The data herein indicate that approximately one-third of patients who had progressed after abiraterone treatment for ≥24 wk remained on the study after 9 mo of enzalutamide treatment, with a median rPFS of 8.1 mo and median time-to-PSA progression of 5.7 mo. The rPFS may have been impacted by the censoring rate due to patients not having radiological progression at time of trial discontinuation. Moreover, per the study design, treatment discontinuation was independent from PSA assessments and enzalutamide treatment was often continued despite the absence of a PSA response. It is also important to note that rate of PSA decline, median rPFS, and median time-to-PSA progression observed in the present study are inferior to those observed in abiraterone-naïve men with mCRPC treated with enzalutamide [[3], [4], [7]], suggesting a degree of cross-resistance between these two agents.

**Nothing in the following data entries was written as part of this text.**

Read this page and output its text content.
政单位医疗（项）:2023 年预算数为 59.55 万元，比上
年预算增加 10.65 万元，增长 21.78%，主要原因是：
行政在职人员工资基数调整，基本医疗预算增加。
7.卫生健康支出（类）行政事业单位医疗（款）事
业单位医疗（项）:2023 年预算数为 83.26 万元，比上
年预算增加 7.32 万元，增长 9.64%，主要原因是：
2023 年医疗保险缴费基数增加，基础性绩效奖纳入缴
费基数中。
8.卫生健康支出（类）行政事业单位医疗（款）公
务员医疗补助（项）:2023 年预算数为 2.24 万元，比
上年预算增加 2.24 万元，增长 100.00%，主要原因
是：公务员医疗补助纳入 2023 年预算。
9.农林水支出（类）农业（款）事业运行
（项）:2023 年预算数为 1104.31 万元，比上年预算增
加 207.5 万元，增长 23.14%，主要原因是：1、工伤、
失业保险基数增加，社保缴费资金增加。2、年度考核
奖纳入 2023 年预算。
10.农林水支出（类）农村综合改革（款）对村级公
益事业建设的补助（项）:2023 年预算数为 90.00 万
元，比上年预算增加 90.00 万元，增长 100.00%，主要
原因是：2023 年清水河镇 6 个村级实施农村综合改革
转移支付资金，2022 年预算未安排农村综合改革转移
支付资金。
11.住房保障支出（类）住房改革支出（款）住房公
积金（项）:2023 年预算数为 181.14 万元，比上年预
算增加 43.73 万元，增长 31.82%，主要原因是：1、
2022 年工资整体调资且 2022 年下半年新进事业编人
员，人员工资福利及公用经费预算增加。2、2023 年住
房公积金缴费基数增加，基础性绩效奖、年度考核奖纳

Evidence of more modest antitumour activity of abiraterone with the reverse sequence (ie, after progression on enzalutamide) has also been previously reported by small, retrospective analyses of patients with mCRPC who had been enrolled in the AFFIRM study. In these analyses, patients with mCRPC treated with abiraterone after progressing with docetaxel and enzalutamide reported PSA responses ≥50% of 3% and 8%, median PFS of 2.7 mo and 3.6 mo, and OS of 7.2 mo and 11.6 mo [[11], [12]]. A similarly modest clinical response was recently reported in a small retrospective analysis of chemotherapy-naïve patients with mCRPC who were treated with abiraterone after progression with enzalutamide, in which PSA response ≥50% was 7%, median PFS was 3.4 mo, and median OS was 9.1 mo [27].

Overall, a better understanding of the biology of abiraterone and enzalutamide resistance is key to optimise the use of these agents. A recent study reported the conversion of abiraterone to the more active Δ4-abiraterone metabolite in mice and patients with prostate cancer [28]. However, conversion of abiraterone to Δ4-abiraterone is unlikely to have any impact on most enzalutamide-resistant prostate cancer cells expressing constitutively active androgen receptor splice variants (AR-SVs) that lack the ligand-binding carboxy-terminal domain. AR-SVs are believed to drive treatment resistance and may be generated through increased AR splicing under selective therapeutic pressure [29]. A recent study reported that AR-SV expression results in resistance to both abiraterone and enzalutamide [30].

This study's limitations include the single-arm, open-label design, due to the absence of treatment options available at the time of enrolment, and the censoring rate. Furthermore, the study was not designed to provide definitive answers regarding the most appropriate treatment sequence, and additional studies are needed to address this question. A phase 2, randomised study (n = 202) evaluating sequencing for abiraterone and enzalutamide is currently ongoing (ClinicalTrials.gov, NCT02125357). Symptomatic improvement and symptomatic deterioration, measured using patient-related outcomes, were not comprehensively assessed in this trial.